Here is a paper I found which uses FFT analysis of EEG waveforms to look at the relative contributions of different frequencies. It includes the following table which indicates that "Delta" waves are in the 0.5 to 4 Hz range, Theta waves are in the 4 - 8 Hz range, etc. The FFT analysis quickly breaks the overall waveform down into its constituent frequencies to identify which of these ranges contribute the most or least.

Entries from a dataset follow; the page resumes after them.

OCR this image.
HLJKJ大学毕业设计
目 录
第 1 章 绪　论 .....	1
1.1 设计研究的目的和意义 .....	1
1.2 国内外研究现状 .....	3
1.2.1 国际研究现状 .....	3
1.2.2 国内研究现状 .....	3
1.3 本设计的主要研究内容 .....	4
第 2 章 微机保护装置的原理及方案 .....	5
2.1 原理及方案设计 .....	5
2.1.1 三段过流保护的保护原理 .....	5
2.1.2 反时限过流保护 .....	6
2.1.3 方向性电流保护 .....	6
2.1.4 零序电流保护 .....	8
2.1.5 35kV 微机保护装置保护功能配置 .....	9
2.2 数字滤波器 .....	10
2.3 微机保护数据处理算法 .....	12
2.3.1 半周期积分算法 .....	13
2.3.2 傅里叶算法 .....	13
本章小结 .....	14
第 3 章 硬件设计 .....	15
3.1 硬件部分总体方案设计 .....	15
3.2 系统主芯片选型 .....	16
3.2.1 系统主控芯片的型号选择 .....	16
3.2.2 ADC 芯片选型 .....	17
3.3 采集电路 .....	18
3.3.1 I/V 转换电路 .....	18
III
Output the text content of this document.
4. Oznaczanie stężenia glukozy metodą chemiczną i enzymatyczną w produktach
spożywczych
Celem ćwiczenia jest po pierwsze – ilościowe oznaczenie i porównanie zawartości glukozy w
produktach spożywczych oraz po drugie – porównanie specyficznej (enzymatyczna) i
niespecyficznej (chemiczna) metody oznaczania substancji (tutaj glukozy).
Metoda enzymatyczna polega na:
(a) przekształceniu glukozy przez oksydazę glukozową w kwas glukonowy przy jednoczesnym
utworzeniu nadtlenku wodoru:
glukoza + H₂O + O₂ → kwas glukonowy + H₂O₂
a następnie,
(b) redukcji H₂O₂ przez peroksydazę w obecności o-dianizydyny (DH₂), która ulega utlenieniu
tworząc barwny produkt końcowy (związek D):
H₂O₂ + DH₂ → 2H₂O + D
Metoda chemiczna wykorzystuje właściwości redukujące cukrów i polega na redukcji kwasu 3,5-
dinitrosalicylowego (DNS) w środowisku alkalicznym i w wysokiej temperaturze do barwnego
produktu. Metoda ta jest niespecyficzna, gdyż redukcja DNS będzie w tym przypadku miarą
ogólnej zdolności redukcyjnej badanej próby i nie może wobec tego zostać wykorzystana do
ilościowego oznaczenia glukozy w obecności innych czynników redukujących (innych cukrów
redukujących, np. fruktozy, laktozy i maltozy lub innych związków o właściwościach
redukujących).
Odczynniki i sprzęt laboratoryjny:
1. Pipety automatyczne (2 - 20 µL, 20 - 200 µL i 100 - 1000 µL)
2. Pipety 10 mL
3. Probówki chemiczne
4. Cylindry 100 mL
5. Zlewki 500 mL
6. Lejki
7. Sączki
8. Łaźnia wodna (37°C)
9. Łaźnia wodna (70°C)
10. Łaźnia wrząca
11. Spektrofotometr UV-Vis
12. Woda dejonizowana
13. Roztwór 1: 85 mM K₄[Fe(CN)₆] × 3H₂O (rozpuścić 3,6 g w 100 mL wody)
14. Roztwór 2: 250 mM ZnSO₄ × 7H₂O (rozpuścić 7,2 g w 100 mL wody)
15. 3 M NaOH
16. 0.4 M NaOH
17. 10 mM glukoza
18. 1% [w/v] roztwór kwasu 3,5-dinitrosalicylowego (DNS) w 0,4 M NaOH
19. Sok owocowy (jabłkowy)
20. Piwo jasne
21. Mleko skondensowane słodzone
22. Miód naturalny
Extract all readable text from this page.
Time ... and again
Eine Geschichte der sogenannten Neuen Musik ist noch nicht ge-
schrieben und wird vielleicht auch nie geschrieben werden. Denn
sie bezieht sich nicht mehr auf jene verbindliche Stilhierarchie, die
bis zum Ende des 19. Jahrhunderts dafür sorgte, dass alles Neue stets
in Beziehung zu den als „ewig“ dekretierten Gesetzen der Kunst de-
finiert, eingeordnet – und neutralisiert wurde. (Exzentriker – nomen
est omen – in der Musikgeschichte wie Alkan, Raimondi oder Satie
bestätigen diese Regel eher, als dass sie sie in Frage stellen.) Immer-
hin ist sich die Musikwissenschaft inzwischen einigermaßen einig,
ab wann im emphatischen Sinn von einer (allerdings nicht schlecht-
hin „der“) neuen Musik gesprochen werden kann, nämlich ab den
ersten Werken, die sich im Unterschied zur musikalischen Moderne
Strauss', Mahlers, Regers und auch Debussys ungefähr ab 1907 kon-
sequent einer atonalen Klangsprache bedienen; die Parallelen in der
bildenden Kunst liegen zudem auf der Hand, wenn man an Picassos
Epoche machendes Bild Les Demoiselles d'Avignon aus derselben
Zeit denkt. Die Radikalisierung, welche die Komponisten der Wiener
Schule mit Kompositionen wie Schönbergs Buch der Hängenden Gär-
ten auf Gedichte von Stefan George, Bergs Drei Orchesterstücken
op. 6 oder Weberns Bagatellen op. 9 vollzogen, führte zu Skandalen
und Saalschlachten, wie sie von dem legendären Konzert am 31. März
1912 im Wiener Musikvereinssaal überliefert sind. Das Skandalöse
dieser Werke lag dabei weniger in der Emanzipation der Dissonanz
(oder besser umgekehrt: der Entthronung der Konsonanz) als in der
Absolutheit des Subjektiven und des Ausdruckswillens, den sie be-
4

• Thanks for the insightful answer @Mark (+1) - however a few followup questions for you, if you don't mind: (1) once the FFT is performed on the original waveform, is each component "rhythm" (alpha, beta, gamma, etc.) now represented by it's own graph of amplitude over frequency? Meaning, the original waveform was a single graph of voltage/time: do we now have five graphs of amplitude/frequency, 1 for each rhythm? And (2) this still seems unnecessary to me! Why would I care if a beta rhythm contributed more or less to a subject thinking about birds? In other words: why do this?!? Apr 6, 2016 at 17:02
• Obviously, that second question above is quasi-rhetorical, as I suspect that there is a very good reason for decomposing brain waves with FFT, I'm still just not seeing it! Thanks again! Apr 6, 2016 at 17:02
• @smeeb - (1) The FFT creates a single graph of amplitude vs frequency. To actually generate the original time series from the FFT result, you would have to create a sin wave of the right amplitude for each frequency in the answer, and then add them all together. But the FFT result is just a single graph.
– Mark
Apr 6, 2016 at 17:32
• @smeeb - (2) Sorry, I can't help there as far as the biology goes. FFTs are used in a lot of applications where the particular frequencies are important, including mass spectrometry where the specific frequencies allow gas components to be identified; machine analysis where the individual frequencies can be used to identify defects in couplings or bearings; and audio processing where it can be used to remove noise, or analyze the harmonics of a violin. Often, there is a great deal of information within the frequency spectrum
– Mark
Apr 6, 2016 at 17:32
• Thanks again @Mark, please see my updated question. I have provided an illustration of my current understanding, given your excellent answers here (thanks!). First off: please let me know if something about my illustration seems wrong to you! But if my understanding/illustration seems to be correct, then my last question for you is: can we then assume (given your data table) that the x-axis (frequency) will always be the same for any given FFT-transformed EEG data - with ticks at the 4Hz, 8Hz, 13Hz, 30Hz units... Apr 6, 2016 at 18:07

EEG is simply measuring voltage fluctuations over the scalp caused by electric dipole(s) within the brain tissue. Communication between neurons can happen at different spatial and temporal scales. At each scale, this communication results in a distinct pattern of current flow. Because EEG measures voltage fluctuations over a relatively large patch of the brain, it reflects current flow created by communication at various scales between millions of neurons (each scale presumably associated with a different frequency of oscillations). Current research is attempting to understand what neural processes in the brain tissue result in the EEG. There is still not a complete understanding of what each frequency band represents, but studying similar types of oscillations within brain tissue (called local field potentials) have provided invaluable insights (for instance, small range communications are associated with higher frequency bands). How the oscillations recorded inside the brain tissue are related to the EEG is an active area of research.